Num bairro de San Mateo, na Califórnia, duas casas conjugadas se distinguem das vizinhas. Nelas, em vez dos tradicionais gramados das casas de subúrbio americano, há hortas e pomares que alimentam as dez famílias que ali vivem.
Nos fundos do complexo, flores e frutos atraem pássaros e abelhas, que se agrupam numa colmeia à beira de uma lagoa salobra. É inverno e as águas da lagoa estão baixas, como estão baixos os reservatórios da Califórnia após três anos de seca. Mas para Sanda Everette, fundadora da comunidade, os tempos são de abundância.

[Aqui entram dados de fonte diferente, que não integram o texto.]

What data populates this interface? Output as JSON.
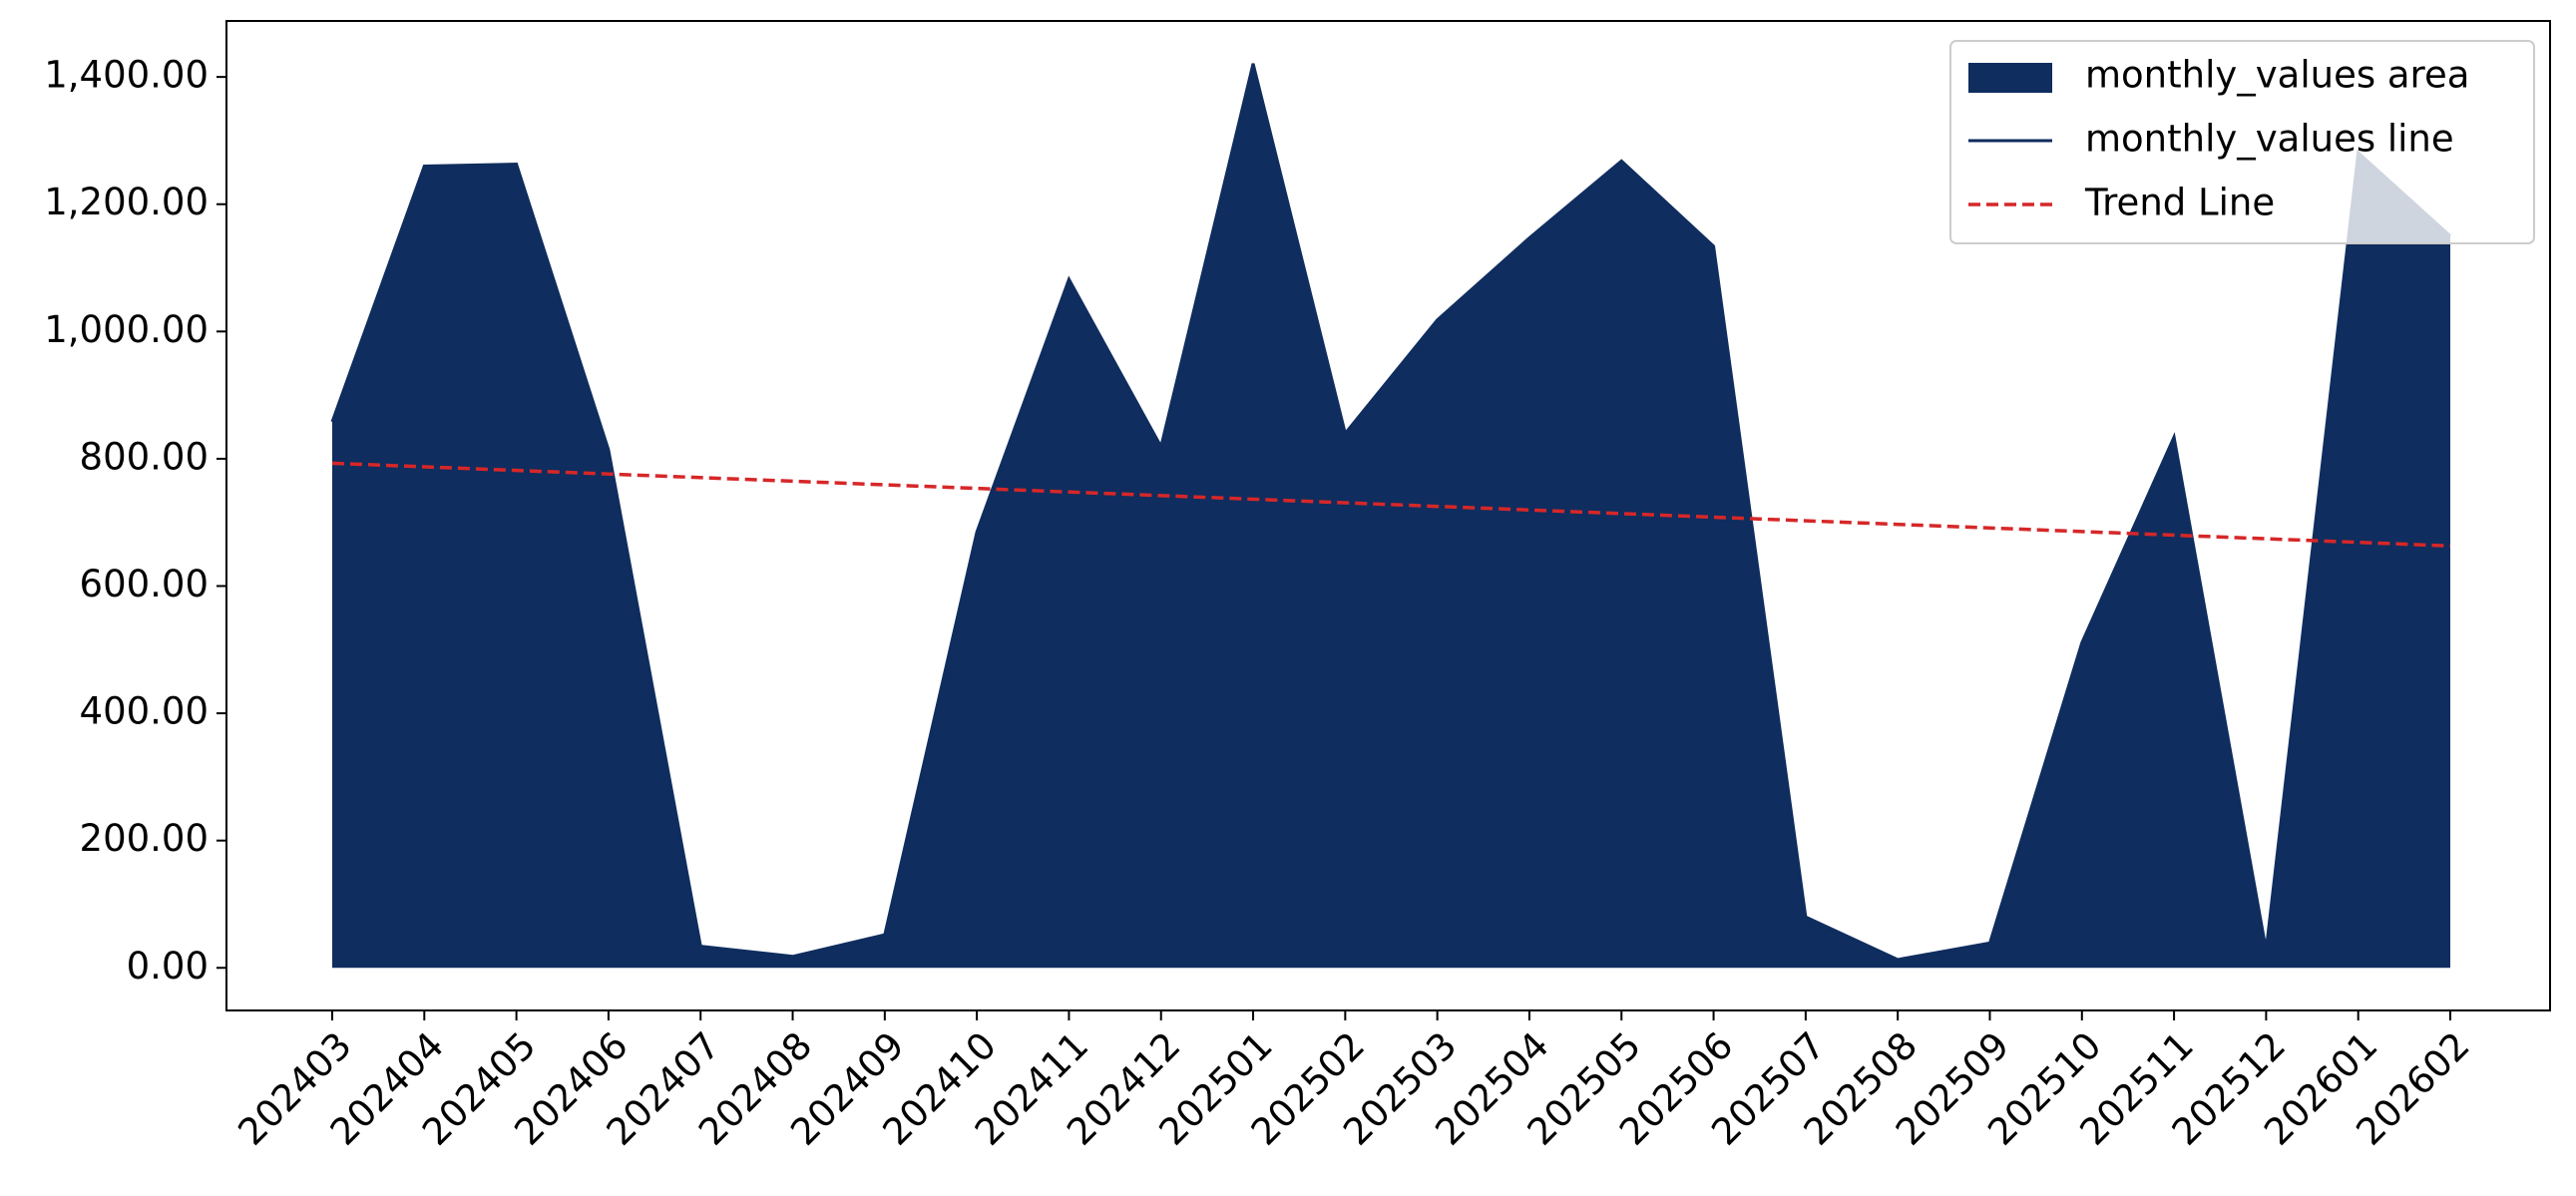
{
  "chart_data": {
    "type": "area",
    "categories": [
      "202403",
      "202404",
      "202405",
      "202406",
      "202407",
      "202408",
      "202409",
      "202410",
      "202411",
      "202412",
      "202501",
      "202502",
      "202503",
      "202504",
      "202505",
      "202506",
      "202507",
      "202508",
      "202509",
      "202510",
      "202511",
      "202512",
      "202601",
      "202602"
    ],
    "series": [
      {
        "name": "monthly_values area",
        "line_name": "monthly_values line",
        "color": "#0f2d5e",
        "values": [
          858,
          1260,
          1263,
          814,
          34,
          18,
          52,
          685,
          1082,
          819,
          1421,
          840,
          1018,
          1147,
          1268,
          1134,
          80,
          13,
          39,
          511,
          834,
          28,
          1281,
          1150
        ]
      }
    ],
    "trend": {
      "name": "Trend Line",
      "color": "#d62728",
      "start": 793,
      "end": 663
    },
    "ylim": [
      -67,
      1488
    ],
    "yticks": [
      {
        "value": 0,
        "label": "0.00"
      },
      {
        "value": 200,
        "label": "200.00"
      },
      {
        "value": 400,
        "label": "400.00"
      },
      {
        "value": 600,
        "label": "600.00"
      },
      {
        "value": 800,
        "label": "800.00"
      },
      {
        "value": 1000,
        "label": "1,000.00"
      },
      {
        "value": 1200,
        "label": "1,200.00"
      },
      {
        "value": 1400,
        "label": "1,400.00"
      }
    ],
    "legend": "upper right"
  }
}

“Hoje posso passar o ano inteiro sem ter de comprar qualquer produto agrícola”, diz a professora aposentada, rodeada por ameixeiras carregadas e pés de dezenas de variedades de verduras e legumes.

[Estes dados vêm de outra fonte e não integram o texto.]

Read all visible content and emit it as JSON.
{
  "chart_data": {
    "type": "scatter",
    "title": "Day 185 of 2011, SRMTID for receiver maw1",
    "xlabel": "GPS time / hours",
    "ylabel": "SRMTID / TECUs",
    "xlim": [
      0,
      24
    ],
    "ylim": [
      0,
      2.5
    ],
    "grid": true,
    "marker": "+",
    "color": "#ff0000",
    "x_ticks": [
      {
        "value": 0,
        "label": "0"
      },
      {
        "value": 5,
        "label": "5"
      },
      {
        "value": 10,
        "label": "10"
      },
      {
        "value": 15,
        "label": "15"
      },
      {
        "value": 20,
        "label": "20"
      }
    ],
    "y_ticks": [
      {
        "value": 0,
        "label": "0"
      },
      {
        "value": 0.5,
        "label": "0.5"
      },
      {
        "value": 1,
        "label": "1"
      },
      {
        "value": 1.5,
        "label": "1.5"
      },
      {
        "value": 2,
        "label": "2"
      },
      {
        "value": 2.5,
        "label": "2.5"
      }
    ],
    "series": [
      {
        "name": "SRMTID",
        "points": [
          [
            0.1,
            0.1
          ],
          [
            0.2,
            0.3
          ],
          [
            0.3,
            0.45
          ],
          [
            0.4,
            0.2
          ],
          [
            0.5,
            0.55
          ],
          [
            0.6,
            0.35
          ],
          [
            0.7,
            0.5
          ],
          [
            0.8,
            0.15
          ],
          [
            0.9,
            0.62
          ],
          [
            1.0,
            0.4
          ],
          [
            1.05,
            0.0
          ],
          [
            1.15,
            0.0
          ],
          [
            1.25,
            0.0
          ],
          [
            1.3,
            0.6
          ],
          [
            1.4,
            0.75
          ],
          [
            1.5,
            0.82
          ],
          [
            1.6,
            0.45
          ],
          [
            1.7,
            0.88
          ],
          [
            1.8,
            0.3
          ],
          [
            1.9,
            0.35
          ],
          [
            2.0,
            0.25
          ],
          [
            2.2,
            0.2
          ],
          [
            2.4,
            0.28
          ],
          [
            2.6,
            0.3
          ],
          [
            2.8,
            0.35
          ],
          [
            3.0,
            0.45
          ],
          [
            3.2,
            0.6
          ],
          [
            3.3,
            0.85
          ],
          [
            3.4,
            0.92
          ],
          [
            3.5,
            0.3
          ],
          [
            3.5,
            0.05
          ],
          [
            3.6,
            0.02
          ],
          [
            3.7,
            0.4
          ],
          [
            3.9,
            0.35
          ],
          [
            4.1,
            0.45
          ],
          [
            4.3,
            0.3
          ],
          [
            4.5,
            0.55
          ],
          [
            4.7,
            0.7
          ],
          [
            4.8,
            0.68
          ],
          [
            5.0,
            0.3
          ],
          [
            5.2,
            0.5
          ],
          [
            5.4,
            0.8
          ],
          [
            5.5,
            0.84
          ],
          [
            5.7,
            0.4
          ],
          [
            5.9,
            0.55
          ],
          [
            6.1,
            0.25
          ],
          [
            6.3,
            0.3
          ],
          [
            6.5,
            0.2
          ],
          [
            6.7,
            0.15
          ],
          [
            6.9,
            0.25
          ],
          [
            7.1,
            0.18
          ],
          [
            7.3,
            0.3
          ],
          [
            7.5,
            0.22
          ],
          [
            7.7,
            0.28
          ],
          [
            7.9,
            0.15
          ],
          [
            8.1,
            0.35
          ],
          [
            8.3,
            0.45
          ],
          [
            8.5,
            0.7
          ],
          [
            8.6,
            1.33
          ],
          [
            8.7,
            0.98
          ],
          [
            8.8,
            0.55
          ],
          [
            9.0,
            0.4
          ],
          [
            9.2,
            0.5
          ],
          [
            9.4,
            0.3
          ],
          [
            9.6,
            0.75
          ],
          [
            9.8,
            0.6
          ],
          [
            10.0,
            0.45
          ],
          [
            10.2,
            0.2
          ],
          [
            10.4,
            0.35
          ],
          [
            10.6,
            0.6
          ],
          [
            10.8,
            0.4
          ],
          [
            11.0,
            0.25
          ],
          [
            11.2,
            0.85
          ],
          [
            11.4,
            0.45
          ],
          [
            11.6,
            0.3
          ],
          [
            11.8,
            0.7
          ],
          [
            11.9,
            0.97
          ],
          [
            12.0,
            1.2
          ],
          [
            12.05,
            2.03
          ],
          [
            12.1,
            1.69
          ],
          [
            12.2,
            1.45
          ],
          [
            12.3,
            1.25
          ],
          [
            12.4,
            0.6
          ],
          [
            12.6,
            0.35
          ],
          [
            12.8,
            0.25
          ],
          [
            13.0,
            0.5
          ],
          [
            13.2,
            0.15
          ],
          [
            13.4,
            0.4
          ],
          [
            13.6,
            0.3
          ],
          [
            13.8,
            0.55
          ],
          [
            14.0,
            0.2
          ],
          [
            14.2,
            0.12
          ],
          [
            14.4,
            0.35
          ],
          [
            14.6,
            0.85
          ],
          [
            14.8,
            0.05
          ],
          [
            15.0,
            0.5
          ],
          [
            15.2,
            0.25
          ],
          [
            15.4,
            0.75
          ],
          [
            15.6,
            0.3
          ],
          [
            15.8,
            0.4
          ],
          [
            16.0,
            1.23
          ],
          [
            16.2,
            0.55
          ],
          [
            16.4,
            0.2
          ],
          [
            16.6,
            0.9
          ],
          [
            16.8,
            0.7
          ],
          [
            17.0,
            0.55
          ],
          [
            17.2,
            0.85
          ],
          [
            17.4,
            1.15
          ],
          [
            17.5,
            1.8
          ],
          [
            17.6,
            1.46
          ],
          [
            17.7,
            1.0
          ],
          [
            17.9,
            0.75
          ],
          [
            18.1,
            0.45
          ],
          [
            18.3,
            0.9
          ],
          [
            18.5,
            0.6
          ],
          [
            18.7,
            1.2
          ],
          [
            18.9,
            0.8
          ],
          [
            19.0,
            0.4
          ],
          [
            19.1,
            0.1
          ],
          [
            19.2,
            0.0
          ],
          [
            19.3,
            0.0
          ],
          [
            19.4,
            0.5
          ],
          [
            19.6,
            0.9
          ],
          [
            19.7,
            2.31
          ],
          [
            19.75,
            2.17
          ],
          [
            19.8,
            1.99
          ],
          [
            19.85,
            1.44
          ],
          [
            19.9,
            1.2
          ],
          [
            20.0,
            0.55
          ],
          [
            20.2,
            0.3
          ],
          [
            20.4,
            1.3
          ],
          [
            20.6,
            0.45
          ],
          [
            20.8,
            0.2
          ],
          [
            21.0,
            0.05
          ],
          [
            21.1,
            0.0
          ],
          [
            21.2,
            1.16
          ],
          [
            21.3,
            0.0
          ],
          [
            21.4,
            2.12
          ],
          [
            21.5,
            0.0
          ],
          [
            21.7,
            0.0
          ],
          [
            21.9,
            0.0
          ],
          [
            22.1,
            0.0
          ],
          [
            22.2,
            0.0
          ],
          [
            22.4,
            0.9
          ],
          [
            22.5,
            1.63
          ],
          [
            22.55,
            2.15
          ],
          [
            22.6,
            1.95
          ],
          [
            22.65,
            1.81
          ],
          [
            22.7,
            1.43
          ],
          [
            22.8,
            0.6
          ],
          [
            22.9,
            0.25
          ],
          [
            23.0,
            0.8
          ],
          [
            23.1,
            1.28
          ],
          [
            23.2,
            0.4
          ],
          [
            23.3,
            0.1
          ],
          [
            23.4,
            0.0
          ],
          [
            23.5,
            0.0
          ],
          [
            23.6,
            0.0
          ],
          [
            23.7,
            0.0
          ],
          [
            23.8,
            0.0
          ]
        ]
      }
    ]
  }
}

Faz quase vinte anos que Everette e seu marido, Brian, se instalaram ali, inspirados pelos ideais da Contracultura dos anos 1960. Queriam viver numa comunidade, trabalhar a terra, tomar decisões em conjunto. Rejeitavam o consumismo do Sonho Americano e temiam seus efeitos no equilíbrio ecológico do planeta.
Com o tempo, outras famílias que partilhavam dos valores foram chegando. A comunidade cresceu, e a Ecovila San Mateo, como acabou batizada, tornou-se um modelo para ambientalistas e moradores que buscavam um estilo de vida mais sustentável e natural nos arredores de San Francisco.

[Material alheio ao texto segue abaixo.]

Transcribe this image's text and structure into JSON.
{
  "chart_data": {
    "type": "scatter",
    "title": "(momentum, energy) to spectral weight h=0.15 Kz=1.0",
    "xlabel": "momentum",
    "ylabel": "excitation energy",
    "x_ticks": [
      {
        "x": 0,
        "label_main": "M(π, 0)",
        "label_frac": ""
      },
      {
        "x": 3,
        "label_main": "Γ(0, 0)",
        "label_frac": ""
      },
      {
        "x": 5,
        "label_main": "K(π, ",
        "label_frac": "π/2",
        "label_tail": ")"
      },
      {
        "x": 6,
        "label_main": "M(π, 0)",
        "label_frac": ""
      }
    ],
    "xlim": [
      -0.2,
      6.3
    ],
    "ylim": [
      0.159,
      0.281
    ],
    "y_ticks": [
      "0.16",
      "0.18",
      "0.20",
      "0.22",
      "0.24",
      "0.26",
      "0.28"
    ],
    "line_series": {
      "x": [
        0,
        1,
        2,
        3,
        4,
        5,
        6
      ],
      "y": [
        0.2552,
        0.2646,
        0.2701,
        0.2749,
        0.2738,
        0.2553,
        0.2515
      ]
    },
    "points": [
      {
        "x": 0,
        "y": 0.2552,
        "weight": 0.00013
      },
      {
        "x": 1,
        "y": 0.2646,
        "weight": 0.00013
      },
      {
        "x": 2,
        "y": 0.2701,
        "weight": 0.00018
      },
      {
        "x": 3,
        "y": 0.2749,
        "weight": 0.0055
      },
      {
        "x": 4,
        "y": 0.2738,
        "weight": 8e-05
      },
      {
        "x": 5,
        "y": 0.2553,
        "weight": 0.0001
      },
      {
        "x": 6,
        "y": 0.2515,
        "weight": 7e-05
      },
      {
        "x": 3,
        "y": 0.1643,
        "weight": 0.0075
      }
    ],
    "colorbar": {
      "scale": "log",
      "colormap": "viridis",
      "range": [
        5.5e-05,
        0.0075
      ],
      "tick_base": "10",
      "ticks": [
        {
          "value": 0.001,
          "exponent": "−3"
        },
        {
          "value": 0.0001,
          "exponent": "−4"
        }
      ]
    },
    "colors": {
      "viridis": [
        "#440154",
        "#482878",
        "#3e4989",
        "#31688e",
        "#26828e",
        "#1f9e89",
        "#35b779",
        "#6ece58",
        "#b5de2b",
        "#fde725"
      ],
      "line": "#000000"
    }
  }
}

Quando a seca na Califórnia alertou os moradores sobre a necessidade de poupar água e reavivou um debate sobre os padrões de consumo dos americanos, Everette sentiu que tinha algo a compartilhar.
A começar por suas formas de economizar água no banheiro. “Nos anos 1970, tínhamos um ditado que dizia: se é amarelado, deixe acumulado; se é marrom, aperte o botão” (“If it’s yellow, let it mellow; if it’s brown, flush it down.”) Seguimos essa regra até hoje.”
Ela também diz pôr um balde no chuveiro enquanto espera a água esquentar, aproveitando o líquido acumulado para irrigar a horta.
Ali na ecovila, diz Everette, não se gasta água regando gramados, e cada gota despejada na horta vai parar no prato dos moradores. Até mesmo as plantas daninhas viram comida para as galinhas, e seu esterco é usado como adubo.
Além das vantagens para a saúde de ter produtos frescos o ano todo, ela diz que as práticas reduzem a dependência da casa por alimentos transportados por longas distâncias – poupando a emissão de combustíveis fósseis – ou oriundos do agronegócio – que, segundo Everette, “desperdiça muita água e usa muito agrotóxico”.
Mas a tecnologia adotada pela casa que, segundo ela, pode fazer a diferença para a Califórnia e outras regiões sob secas severas é o sistema aquapônico instalado no quintal. O sistema consiste em dois tanques de água interligados, onde se criam peixes e se cultivam verduras. É uma estrutura circular: as plantas filtram a água para os peixes, e os dejetos dos peixes nutrem as verduras.
Como os tanques estão cobertos, diz Everette, há pouca evaporação e não é preciso adicionar água ao sistema. E assim a casa passou a contar também com uma fonte de proteína animal.
Mudanças climáticas – “Muitas pessoas estão despertando para a necessidade de mudar seus padrões de consumo”, diz à BBC Brasil Kate Litfin, professora de ciência política da Universidade de Washington.
Litfin publicou no ano passado o livro Ecovilas: lições sobre formas de vida sustentáveis (sem lançamento previsto no Brasil), baseado no período que viveu em 14 comunidades em cinco continentes. Segundo a Rede Global de Ecovilas, ecovilas são comunidades tradicionais ou intencionais administradas coletivamente e que integram ecologia, economia e cultura para regenerar ambientes sociais e naturais.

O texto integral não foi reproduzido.